Dan terjadilah perdebatan — salah satu ciri khas buku ini adalah tanda panah di pinggirnya yang menunjukkan bahwa gagasan pada bagian tertentu dikembangkan lebih lanjut atau ditentang oleh penulis lain, dengan nomor halaman.
Fakta bahwa buku ini mungkin terwujud – dan bahwa penciptanya memilih gagasan melihat ke depan setelah awalnya merencanakan sebuah buku tentang masa lalu Rusia – menunjukkan bahwa bahkan dalam iklim politik saat ini, masyarakat melihat ke masa depan, dan tidak lebih ke masa depan. masa lalu. . Hal ini mungkin belum tentu bagus, namun hal ini sesuai dengan apa yang dimiliki Rusia saat ini, yaitu pendekatan praktis yang pragmatis dan berorientasi pada kepentingan, yang juga memberi ruang bagi perhitungan spiritual dengan trauma sejarah.
Ide ini bukanlah hal baru. Beberapa tahun yang lalu, ketika saya mewawancarai aktivis oposisi baik dari kelompok liberal maupun nasionalis, saya menemukan sikap yang tidak terduga: “Kami tidak memikirkan cara untuk mengakhiri Putinisme,” kata seorang politisi kepada saya. “Kami sedang memikirkan bagaimana kami akan bekerja setelah dia pergi.”

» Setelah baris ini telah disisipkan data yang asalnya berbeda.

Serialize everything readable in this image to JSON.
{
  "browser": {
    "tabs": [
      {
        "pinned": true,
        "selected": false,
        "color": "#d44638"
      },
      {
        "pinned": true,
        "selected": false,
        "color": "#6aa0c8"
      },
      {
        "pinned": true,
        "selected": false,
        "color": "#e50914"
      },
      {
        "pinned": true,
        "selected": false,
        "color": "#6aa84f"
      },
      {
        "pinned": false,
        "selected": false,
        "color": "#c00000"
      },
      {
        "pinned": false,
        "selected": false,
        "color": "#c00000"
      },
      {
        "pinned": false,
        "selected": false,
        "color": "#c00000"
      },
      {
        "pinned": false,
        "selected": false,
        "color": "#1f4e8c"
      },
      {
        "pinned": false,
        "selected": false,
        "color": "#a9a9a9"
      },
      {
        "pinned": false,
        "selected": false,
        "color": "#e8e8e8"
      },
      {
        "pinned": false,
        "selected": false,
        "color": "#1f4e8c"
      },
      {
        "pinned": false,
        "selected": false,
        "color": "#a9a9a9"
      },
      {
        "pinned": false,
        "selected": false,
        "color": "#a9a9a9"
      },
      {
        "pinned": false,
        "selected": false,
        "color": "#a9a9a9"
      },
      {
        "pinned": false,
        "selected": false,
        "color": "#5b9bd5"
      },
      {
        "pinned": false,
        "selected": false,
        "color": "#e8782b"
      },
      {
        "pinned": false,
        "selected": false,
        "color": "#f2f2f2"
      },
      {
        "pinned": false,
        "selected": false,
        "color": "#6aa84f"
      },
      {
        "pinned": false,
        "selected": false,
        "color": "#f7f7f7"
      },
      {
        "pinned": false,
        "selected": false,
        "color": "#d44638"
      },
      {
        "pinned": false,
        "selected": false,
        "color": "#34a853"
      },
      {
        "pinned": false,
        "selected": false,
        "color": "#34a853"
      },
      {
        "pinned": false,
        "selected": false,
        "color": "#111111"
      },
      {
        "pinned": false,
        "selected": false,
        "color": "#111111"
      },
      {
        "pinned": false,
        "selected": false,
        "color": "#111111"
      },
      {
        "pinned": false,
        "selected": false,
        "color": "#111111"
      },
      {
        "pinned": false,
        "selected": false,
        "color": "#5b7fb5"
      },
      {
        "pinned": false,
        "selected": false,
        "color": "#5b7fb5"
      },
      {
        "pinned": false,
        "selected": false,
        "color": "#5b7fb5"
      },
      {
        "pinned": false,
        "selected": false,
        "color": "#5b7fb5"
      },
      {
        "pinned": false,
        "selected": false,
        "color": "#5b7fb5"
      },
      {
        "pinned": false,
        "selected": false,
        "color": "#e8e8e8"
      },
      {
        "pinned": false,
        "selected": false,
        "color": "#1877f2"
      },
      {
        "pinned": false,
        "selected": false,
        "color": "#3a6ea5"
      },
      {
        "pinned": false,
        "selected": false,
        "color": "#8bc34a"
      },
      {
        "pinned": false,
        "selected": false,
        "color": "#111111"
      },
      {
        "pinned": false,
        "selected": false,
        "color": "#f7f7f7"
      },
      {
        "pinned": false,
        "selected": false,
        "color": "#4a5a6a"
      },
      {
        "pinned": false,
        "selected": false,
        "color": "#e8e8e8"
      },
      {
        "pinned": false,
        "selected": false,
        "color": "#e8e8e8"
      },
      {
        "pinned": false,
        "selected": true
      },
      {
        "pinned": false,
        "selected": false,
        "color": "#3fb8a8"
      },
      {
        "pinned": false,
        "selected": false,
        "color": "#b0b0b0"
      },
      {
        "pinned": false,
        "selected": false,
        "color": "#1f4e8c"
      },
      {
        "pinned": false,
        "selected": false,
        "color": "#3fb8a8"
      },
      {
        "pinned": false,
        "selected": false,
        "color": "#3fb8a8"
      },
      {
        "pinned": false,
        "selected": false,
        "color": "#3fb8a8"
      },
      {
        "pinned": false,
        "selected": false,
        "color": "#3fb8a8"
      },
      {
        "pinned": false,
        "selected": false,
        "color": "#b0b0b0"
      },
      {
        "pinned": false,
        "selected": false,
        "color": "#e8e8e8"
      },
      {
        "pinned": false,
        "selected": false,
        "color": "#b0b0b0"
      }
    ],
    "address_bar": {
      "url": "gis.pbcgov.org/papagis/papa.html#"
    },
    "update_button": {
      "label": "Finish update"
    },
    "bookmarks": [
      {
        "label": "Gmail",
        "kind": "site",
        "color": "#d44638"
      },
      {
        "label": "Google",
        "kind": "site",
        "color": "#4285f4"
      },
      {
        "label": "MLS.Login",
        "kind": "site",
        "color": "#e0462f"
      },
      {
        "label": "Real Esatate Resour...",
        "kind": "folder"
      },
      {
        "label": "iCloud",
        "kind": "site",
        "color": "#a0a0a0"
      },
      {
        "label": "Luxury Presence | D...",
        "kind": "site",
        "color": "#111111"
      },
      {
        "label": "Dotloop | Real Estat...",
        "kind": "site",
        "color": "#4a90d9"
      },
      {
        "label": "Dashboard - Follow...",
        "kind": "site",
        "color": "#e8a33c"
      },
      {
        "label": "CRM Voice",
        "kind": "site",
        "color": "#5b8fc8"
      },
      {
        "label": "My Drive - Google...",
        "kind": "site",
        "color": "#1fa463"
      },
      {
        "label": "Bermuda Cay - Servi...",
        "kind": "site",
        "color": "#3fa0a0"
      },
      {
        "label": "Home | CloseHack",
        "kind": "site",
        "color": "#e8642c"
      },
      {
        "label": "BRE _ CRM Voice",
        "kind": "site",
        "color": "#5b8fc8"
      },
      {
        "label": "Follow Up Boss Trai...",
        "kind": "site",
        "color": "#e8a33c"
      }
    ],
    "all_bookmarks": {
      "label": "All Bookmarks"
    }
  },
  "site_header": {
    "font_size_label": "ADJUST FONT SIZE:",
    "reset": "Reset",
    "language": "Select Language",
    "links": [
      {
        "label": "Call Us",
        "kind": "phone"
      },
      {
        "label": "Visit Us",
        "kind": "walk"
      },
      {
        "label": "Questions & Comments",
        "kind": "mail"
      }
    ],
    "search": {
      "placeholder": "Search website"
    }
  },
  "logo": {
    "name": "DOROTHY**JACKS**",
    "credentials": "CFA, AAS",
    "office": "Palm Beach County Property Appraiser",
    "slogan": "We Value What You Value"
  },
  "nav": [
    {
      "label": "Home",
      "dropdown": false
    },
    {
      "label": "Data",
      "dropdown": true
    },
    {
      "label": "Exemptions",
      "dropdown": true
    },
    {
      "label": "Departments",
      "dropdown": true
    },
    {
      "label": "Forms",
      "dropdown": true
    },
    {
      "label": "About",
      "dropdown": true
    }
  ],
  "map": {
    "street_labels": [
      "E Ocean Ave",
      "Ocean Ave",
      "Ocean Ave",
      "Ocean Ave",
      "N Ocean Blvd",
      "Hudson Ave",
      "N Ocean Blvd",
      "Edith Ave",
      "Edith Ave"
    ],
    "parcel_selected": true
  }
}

Ini mungkin alasan mengapa protes paling sukses dalam beberapa tahun terakhir berkisar pada kepentingan lokal tertentu – pertahanan alun-alun kota di Yekaterinburg, atau penyelamatan jurnalis yang dijebak di Moskow.
Masa depan yang nyata
Jadi seperti apa masa depan itu? Akankah kita melihat populasi yang menua, yang dilayani oleh robot pembersih rumah tangga dan penyiapan makanan? Akankah kita melihat jaringan kereta api berkecepatan tinggi yang menghubungkan Rusia, mendorong pertumbuhan kota-kota besar dan memecahkan masalah yang sedang berlangsung mengenai perluasan wilayah dan inkoherensi sosial? Akankah kita melihat monarki yang ramah, atau setidaknya otoriterisme hibrida yang tidak menindas atau kleptokratis, namun manusiawi, pragmatis, dan praktis? Akankah terjadi pencairan setelah musim dingin yang akan datang?
Mungkin. Namun seperti yang dikatakan Zubarevich, menatap masa depan berarti membangun apa yang sudah dimiliki. Artinya, diskusi-diskusi yang ramai mengenai seperti apa Rusia dalam 30 tahun ke depan – yang hanya dibahas dalam buku ini – didasarkan pada penilaian dan refleksi yang tajam dan berkesinambungan mengenai kehidupan masyarakat Rusia saat ini. Hal ini membuat masa depan tidak hanya mungkin, namun juga nyata.